We needed to think about our current state of being Burnt Out, and about what we are going to do about it. There is no point in realising that something is making you feel tired and cross and then just carrying on doing it anyway. You have got to change things, and do something else, or you will be unhappy, which is then entirely your own fault.
We did not quite know what it was that we should be doing instead. Mark likes installing rural broadband, and does not want to stop. I do not want him to stop either, because he is learning new and interesting things, which he always enjoys.
The problem is that we are just getting very tired. Mark confessed that he fell asleep on the top of a radio tower this week, swinging in his climbing harness, whilst he was waiting for a configuration to come through on the phone. This is not brilliant engineering behaviour.

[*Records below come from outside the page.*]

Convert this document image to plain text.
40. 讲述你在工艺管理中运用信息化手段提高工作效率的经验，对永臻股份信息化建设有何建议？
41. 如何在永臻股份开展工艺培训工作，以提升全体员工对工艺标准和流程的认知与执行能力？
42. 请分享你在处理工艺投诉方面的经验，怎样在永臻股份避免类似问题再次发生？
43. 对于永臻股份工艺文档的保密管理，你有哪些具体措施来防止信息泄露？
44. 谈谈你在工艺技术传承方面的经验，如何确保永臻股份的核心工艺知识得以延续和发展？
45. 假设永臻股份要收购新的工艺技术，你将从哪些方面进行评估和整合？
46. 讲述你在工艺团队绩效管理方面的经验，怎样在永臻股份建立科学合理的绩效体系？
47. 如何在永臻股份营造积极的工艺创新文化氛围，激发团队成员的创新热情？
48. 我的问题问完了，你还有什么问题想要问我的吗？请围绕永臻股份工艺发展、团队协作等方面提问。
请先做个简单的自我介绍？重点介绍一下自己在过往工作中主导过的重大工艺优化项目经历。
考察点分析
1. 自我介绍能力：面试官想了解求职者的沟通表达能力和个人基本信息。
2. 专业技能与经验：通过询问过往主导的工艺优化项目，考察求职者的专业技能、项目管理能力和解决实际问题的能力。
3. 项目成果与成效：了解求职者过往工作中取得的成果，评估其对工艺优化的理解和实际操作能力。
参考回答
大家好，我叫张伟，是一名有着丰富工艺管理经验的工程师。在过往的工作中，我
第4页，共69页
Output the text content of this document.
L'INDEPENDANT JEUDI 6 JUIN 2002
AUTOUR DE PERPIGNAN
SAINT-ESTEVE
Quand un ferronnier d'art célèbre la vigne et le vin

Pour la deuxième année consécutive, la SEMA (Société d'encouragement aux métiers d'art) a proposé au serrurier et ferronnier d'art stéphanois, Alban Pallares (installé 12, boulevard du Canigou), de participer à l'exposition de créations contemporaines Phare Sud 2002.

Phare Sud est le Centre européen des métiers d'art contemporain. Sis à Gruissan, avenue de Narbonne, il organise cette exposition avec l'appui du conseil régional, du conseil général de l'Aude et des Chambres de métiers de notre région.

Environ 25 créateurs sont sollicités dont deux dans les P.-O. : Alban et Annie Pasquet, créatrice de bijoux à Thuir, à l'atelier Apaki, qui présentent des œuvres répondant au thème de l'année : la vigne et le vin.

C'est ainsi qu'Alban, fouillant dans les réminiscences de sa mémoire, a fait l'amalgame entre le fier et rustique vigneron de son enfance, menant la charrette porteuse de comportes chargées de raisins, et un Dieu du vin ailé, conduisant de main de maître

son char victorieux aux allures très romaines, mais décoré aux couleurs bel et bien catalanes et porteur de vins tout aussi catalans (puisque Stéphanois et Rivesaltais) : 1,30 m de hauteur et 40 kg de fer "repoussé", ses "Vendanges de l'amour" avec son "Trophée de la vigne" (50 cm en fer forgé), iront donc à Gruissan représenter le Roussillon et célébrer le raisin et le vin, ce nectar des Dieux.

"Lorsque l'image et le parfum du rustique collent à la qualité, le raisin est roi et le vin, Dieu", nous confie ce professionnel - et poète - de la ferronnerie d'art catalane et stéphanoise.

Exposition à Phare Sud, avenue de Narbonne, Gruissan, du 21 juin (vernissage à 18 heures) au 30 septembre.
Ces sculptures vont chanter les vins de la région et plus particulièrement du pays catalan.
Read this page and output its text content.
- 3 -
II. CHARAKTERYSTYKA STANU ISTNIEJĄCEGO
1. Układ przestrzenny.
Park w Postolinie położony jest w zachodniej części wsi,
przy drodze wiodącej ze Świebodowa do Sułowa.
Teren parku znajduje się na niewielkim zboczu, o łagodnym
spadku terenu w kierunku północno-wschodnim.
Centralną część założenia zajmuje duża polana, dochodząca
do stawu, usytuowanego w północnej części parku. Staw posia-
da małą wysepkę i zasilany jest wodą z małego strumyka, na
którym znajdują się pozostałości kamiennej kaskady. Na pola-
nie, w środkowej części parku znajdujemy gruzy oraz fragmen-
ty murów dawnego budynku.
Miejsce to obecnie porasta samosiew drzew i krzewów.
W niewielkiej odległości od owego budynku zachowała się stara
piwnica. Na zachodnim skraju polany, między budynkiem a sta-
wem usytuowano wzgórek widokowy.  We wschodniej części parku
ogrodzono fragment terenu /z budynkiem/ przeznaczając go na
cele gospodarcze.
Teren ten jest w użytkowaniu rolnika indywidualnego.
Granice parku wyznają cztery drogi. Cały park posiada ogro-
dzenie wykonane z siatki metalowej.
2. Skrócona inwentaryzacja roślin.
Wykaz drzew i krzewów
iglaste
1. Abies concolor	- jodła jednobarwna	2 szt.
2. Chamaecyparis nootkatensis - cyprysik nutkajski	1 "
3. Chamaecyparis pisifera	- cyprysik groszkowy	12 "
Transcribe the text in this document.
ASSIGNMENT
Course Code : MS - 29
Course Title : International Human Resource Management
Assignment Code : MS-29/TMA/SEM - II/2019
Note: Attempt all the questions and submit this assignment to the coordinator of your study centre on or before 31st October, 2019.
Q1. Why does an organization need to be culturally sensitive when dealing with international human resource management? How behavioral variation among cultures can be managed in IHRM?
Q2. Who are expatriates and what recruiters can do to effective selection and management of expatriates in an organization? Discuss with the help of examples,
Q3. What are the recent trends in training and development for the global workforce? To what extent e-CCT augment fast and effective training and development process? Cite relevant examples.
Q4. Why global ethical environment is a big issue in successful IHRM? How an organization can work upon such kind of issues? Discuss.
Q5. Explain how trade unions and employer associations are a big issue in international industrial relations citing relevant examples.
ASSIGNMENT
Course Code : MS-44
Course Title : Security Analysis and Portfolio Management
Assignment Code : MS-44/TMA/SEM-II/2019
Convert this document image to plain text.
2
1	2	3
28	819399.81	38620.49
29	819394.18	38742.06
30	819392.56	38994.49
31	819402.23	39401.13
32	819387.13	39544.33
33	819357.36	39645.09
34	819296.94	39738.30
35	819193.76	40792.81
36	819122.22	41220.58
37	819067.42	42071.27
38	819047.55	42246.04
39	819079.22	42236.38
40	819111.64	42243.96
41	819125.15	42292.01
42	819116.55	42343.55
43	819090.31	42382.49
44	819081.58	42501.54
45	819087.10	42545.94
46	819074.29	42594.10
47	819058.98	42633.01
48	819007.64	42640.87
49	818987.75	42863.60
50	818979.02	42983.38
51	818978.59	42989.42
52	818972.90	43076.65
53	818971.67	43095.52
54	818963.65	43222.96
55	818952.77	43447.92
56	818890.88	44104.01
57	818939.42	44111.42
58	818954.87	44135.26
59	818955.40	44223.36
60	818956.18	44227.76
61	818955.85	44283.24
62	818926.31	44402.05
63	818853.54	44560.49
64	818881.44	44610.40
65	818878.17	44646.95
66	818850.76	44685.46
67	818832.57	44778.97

We decided, on reflection, that we could not think of anything sensible to change whilst we were too tired to be able to count to twenty, even in our flip-flops. We thought that today we would just enjoy the sunshine and walk, and that we would come back next week and think a bit more.
We walked for miles, hand in hand, ambling happily across the hot, dry sand, and listening to the seabirds, until we had walked off our breakfast, and it was time for a lunchtime glass of wine, accompanied by hot, buttery bread rolls and creamy blue cheese, and followed by a little snooze.
Mark had attached his newly-repaired solar panel to the batteries whilst we went out, and was pleased to discover that it had done a splendid job of charging everything up. I touched up some of the paintwork where it had chipped a bit, which looked fine, except when I had finished I sprayed it with what I thought was lacquer, but which turned out to be carpet glue when I looked. It is in the same colour of tin.
I have no idea what result this will have, it looked perfectly all right, but perhaps I had better put some lacquer over the top of it some time soon.
I did not mention this to Mark.
It is fine to have little secrets about some things, even when you are a couple.
The picture below is Oliver, who has been occupying a bed in sick bay all day, due to his recent disability. We have not rushed over to see him, because we think that he is probably not in a state of emergency distress.
Matron sent the picture when she thought I might be worried about him.